Nissan to cut 12,500 jobs as its profit plunges
Nissan is cutting 12,500 jobs, or about 9% of its global workforce, to cut costs and achieve a turnaround amid tumbling profits, the Japanese automaker said Thursday. It also plans to cut global production and model lineups by 10% by the end of fiscal 2022.
Nissan Chief Executive Hiroto Saikawa said most of the jobs cut will be auto plant workers. He did not give a regional breakdown, but said the job cuts were needed to cut global production capacity and cut costs.
The cuts come after its brand took a hit following the arrest of former Chairman Carlos Ghosn. Ghosn, who says he is innocent, is awaiting trial in Japan on various financial misconduct allegations. But the company also hurt its profitability by years of sales incentives that lowered margins, SBI Securities Co. analyst Koji Endo told Bloomberg News.
“This is really a crisis,” Endo told the publication. “Management is chaotic, there is a lot of restructuring pressure, and the most important thing here is to downsize. The company actually inflated too much under Carlos Ghosn.”
A company presentation said more than 6,400 jobs would be eliminated in eight unspecified locations by the end of this fiscal year. Another 6,100 will come by fiscal 2022, it said.
Saikawa told reporters at the automaker’s Yokohama headquarters that sales are expected to begin to recover but it will take time. Some of the efforts have already begun, he said.

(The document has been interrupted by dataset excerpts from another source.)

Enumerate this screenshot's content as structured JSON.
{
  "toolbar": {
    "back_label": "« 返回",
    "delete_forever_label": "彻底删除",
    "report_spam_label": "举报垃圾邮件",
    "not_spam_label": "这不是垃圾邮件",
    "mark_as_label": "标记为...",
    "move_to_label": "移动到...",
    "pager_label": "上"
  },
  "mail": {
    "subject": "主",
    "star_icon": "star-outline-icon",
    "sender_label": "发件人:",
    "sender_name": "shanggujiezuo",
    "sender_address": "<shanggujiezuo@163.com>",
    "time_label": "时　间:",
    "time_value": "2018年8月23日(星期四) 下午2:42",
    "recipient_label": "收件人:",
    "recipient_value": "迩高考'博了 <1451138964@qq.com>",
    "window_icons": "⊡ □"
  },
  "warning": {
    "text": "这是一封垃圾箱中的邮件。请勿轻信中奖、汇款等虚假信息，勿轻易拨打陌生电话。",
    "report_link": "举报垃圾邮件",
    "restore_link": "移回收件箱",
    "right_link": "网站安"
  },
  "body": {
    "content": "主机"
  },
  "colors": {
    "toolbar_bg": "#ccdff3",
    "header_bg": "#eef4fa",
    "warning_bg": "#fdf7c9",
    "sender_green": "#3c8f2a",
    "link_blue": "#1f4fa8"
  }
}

“Our situation right now is extremely severe,” Saikawa said, noting attractive models were coming with technology like artificial intelligence and zero emissions to boost sales. “Our stance to lead the industry is unchanging.”
In April-June, Nissan’s profit nose-dived to 6.4 billion yen ($59 million), down drastically from 115.8 billion yen the same quarter in the previous fiscal year. Quarterly sales shrank 13% to 2.37 trillion yen ($22 billion).
For the fiscal year that ended in March, annual profit dropped to less than half of what Nissan earned in the previous year, at 319.1 billion yen ($2.9 billion), the worst showing since the global financial crisis a decade ago.
Although Ghosn’s absence from Nissan and its alliance with Renault SA of France, which owns 43% of Nissan have been a concern, the latest results were so dismal that questions about Ghosn weren’t raised.
Christian Stadler, professor of strategic management at Warwick Business School, said the scandal over Ghosn’s case was a distraction that has undermined Nissan’s business, on top of challenges faced by the auto industry as a whole.
“The economic slowdown, which hit key markets such as the U.S. and China, the uncertainty surrounding Brexit, and the race to embrace new technology as the crackdown on diesel continues, all contributed to Nissan’s fall in sales and will continue to do so,” he said.
Nissan’s global vehicle sales in the April-June period fell 6% to 1.23 million vehicles, declining in Japan, the U.S., Europe and other global markets although sales held up in China despite slowing demand. Rising raw material costs and currency fluctuations, also hurt profits, the company said.